/piah

Automatically parse PDF and texts to dataclasses

Primary LanguagePythonMIT LicenseMIT

piah

PyPI - Version PyPI - Python Version


Piah automatically parse the data from PDF's or texts based only in the dataclass that you provide and return the same dataclass fullfilled with the values.
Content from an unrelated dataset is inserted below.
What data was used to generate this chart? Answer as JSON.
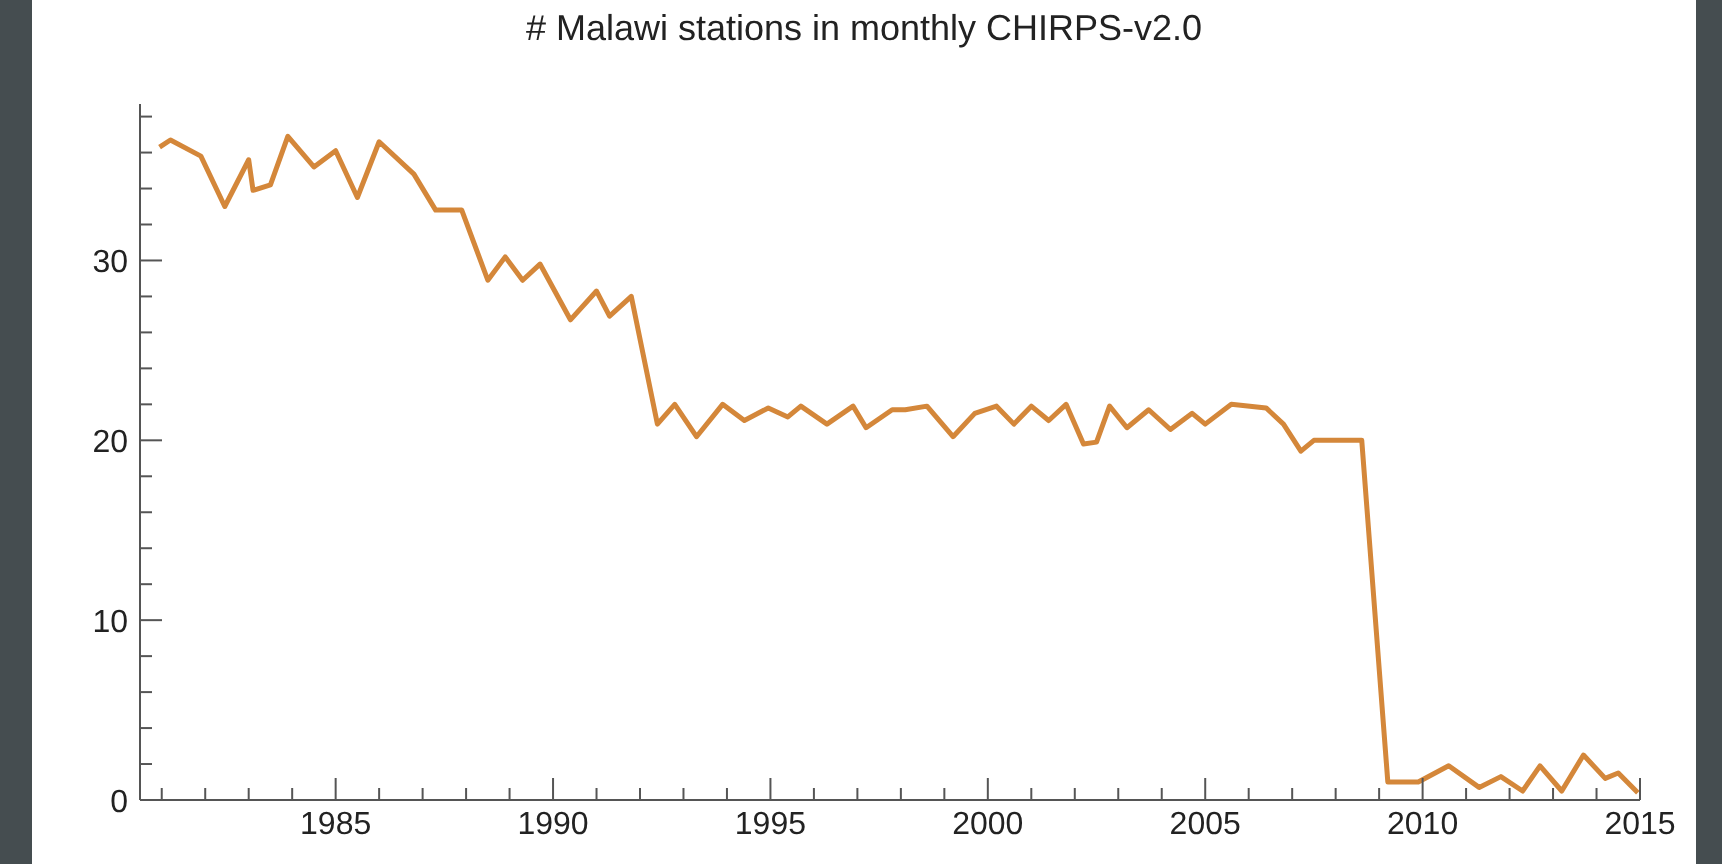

Piah is based in the OxyParser

Table of Contents

Installation

pip install piah

Usage

first, set your key in the environment variables like:

import os

os.environ["OPENAI_API_KEY"] = "your-api-key"

or set in a .env file and then just use piah, e.g:

from piah import Piah
from dataclasses import dataclass

@dataclass
class Person:
  name: str
  age: int

parser = Piah("gpt-3.5-turbo")
result = parser.parse("Hello Iam python and I have 33 years old", Person)

to parse PDF's:

result = parser.parse("example.pdf", Person)
#or
result = parser.parse(Path("example.pdf"), Person)
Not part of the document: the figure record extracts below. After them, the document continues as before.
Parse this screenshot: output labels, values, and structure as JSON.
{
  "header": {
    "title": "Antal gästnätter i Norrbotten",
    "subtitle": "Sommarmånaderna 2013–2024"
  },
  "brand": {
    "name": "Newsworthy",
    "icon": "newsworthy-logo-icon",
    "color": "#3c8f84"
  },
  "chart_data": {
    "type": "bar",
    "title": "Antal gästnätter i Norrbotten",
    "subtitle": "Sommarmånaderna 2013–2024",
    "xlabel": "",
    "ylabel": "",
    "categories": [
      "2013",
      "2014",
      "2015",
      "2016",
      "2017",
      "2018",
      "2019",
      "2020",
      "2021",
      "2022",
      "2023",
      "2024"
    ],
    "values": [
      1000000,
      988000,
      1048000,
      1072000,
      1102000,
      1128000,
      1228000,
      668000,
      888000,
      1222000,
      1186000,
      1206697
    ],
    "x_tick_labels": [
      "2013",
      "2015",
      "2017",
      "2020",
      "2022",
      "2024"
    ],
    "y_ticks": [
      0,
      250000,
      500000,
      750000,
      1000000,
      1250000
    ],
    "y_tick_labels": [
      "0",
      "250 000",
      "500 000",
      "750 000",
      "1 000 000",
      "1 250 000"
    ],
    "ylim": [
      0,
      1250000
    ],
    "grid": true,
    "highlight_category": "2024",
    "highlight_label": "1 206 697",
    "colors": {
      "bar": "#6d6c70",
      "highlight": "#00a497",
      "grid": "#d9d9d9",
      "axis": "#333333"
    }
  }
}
Supported Models and Providers

piah uses LiteLLM, so consult the LiteLLM docs to check if the desired Model is supported.

TODO

  • Write docstrings
  • Improve allowed types
  • Improve system prompt

Know Issues

Seems that piah don't pass every time in the test, because the LLM don't parse correctly every time large PDF's

License

piah is distributed under the terms of the MIT license.